La sortie médiatique de De Decker n'est pas du goût de De Vos. (Montage Reporters/Belga)
Cinq jours après le car-jacking mortel dans sa commune, Armand De Decker (MR) s'alarme dans La Libre Belgique de la montée de la violence à Bruxelles et demande la création de centres pour jeunes avec encadrement militaire.
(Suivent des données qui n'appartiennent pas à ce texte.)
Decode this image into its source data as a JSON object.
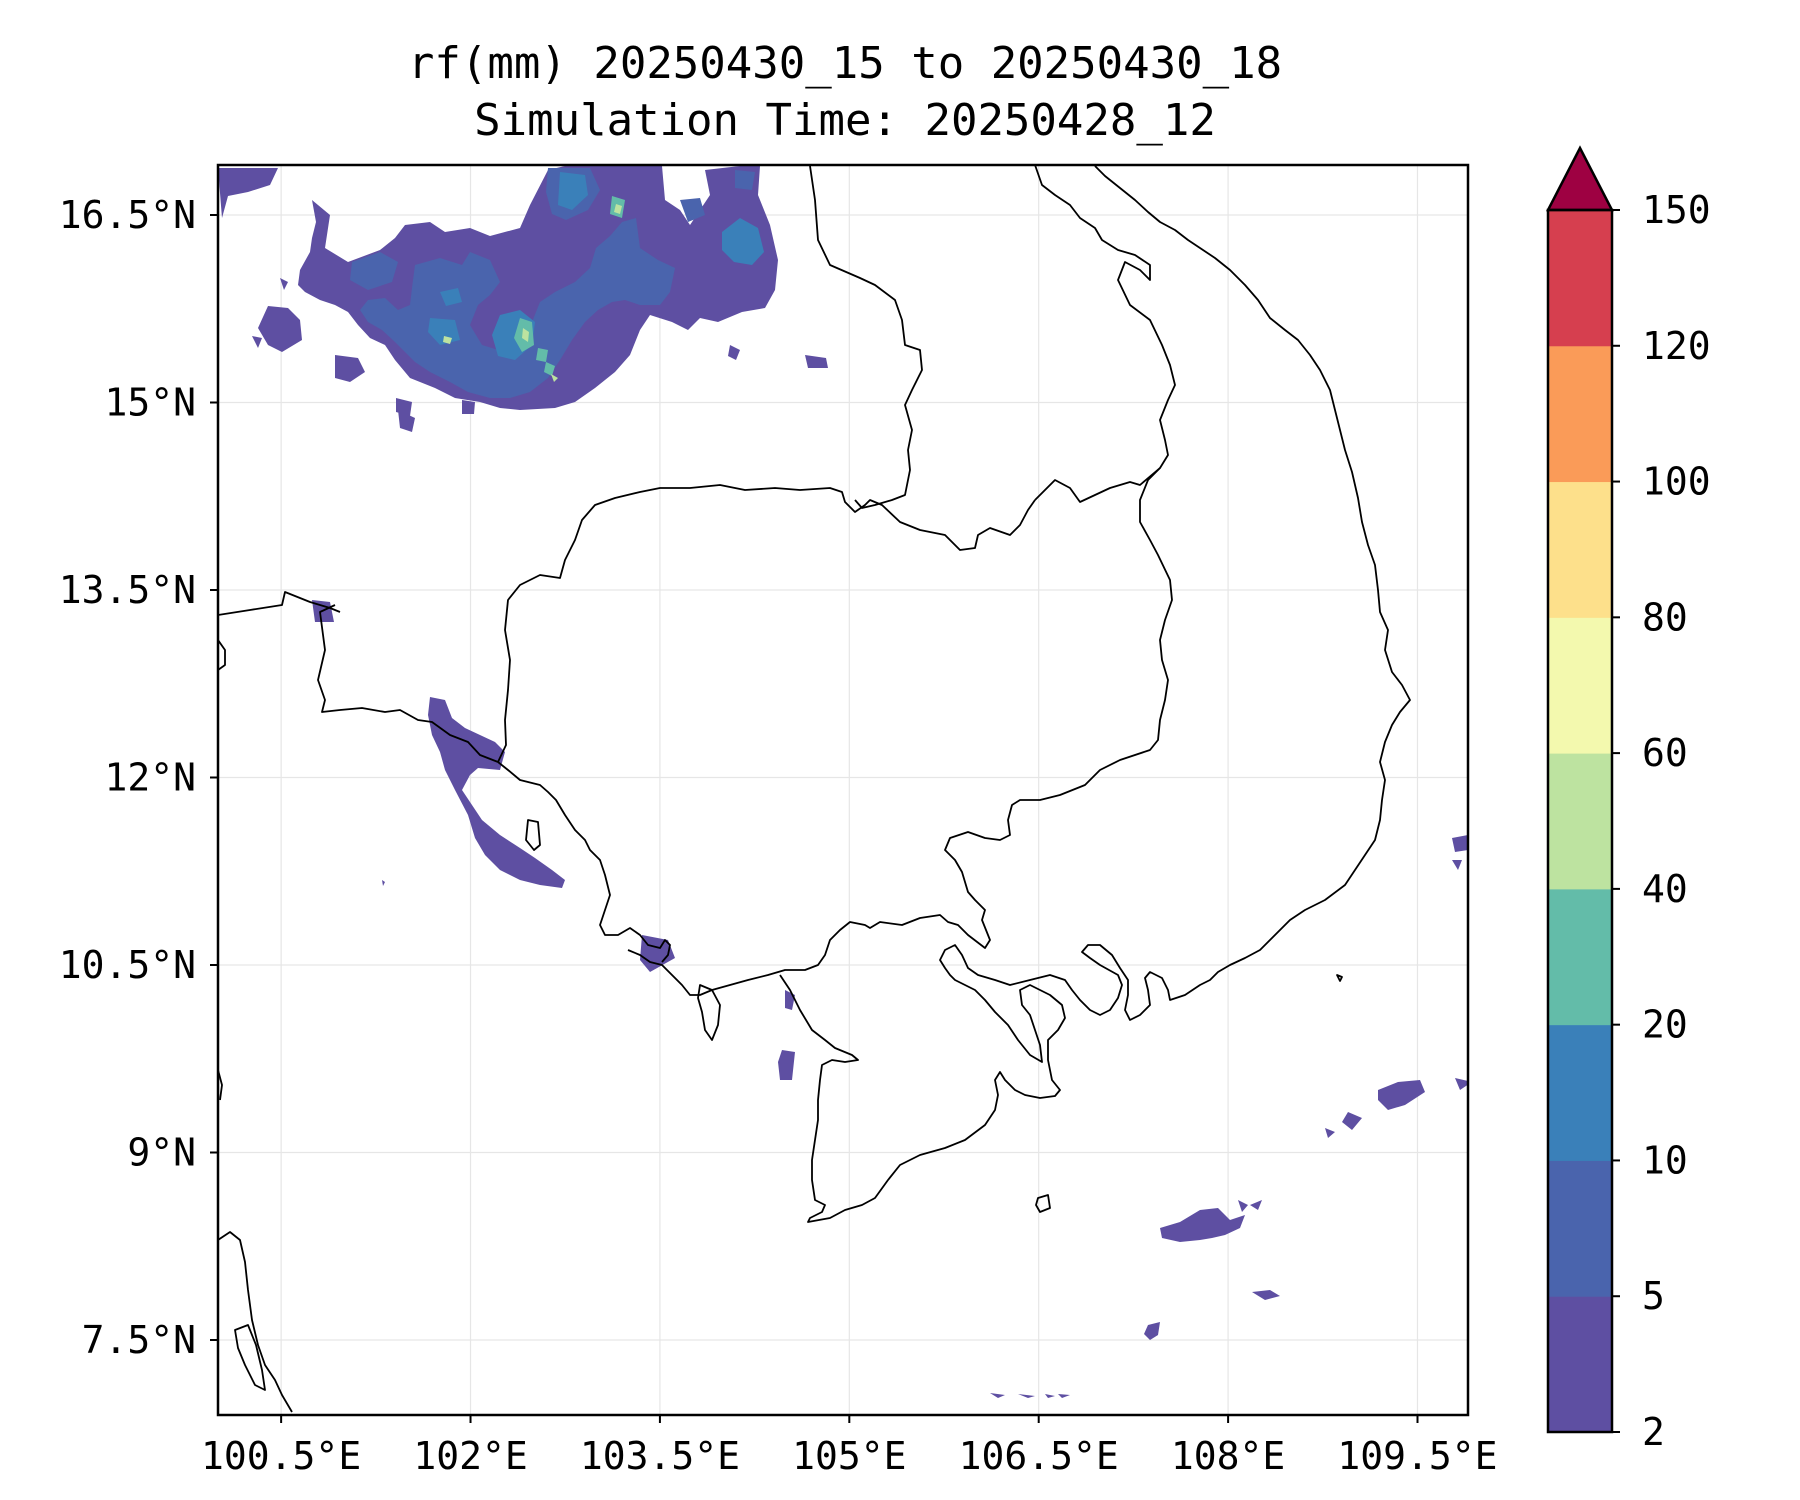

Le bourgmestre d'Uccle et président du Sénat explique notamment que, dans sa zone de police, "95% des jeunes que nous arrêtons (...) sont libérés dans la journée". Et d'insister sur la nécessité de créer 100 places supplémentaires dans les Institutions publiques de Protection de la Jeunesse (IPPJ), mais aussi de se poser la question: "Avons-nous réussi l'intégration des jeunes d'origine étrangère?". Pour De Decker, la réponse est non.
"Faire sentir que la justice est là"
Pour faire face à cette délinquance des jeunes, le sénateur MR remet sur la table l'idée de créer des "centres d'éducation renforcés avec encadrement militaire". Selon De Decker, la prison n'améliore pas les gens: "Il faut un centre de resocialisation avec un cadre autoritaire où les jeunes sentent que la justice est là et qu'on ne rigole plus."
Le bourgmestre d'Uccle estime que les jeunes délinquants de 20 ou 24 ans doivent être "rattrapés". "Cela ne va pas se faire en prison ni dans une IPPJ, où on part voir des matches de football, le week-end..."
Cette proposition n'est pas nouvelle. Elle s'était vue opposer une fin de non-recevoir il y a trois ans. Mais pour De Decker, le contexte a entre-temps changé.
De Vos: "Ils sont avant tout précarisés"
Ce n'est pas vraiment l'avis du délégué général aux droits de l'enfant en Communauté française, Bernard De Vos. Ce dernier a réagi à Matin Première en qualifiant d'inopportune cette sortie médiatique. "Bruxelles n'est pas en état de guerre", a-t-il dit.
Selon le délégué aux droits de l'enfant, le rôle de l'armée n'est pas d'éduquer les jeunes. "Chacun son métier", a souligné Bernard De Vos qui regrette la prise de position sécuritaire de De Decker. "Les jeunes délinquants n'ont pas exclusivement besoin de force et d'autorité, ils sont avant tout précarisés", a-t-il dit, estimant qu'il fallait agir en matière d'éducation, de logement et d'emploi.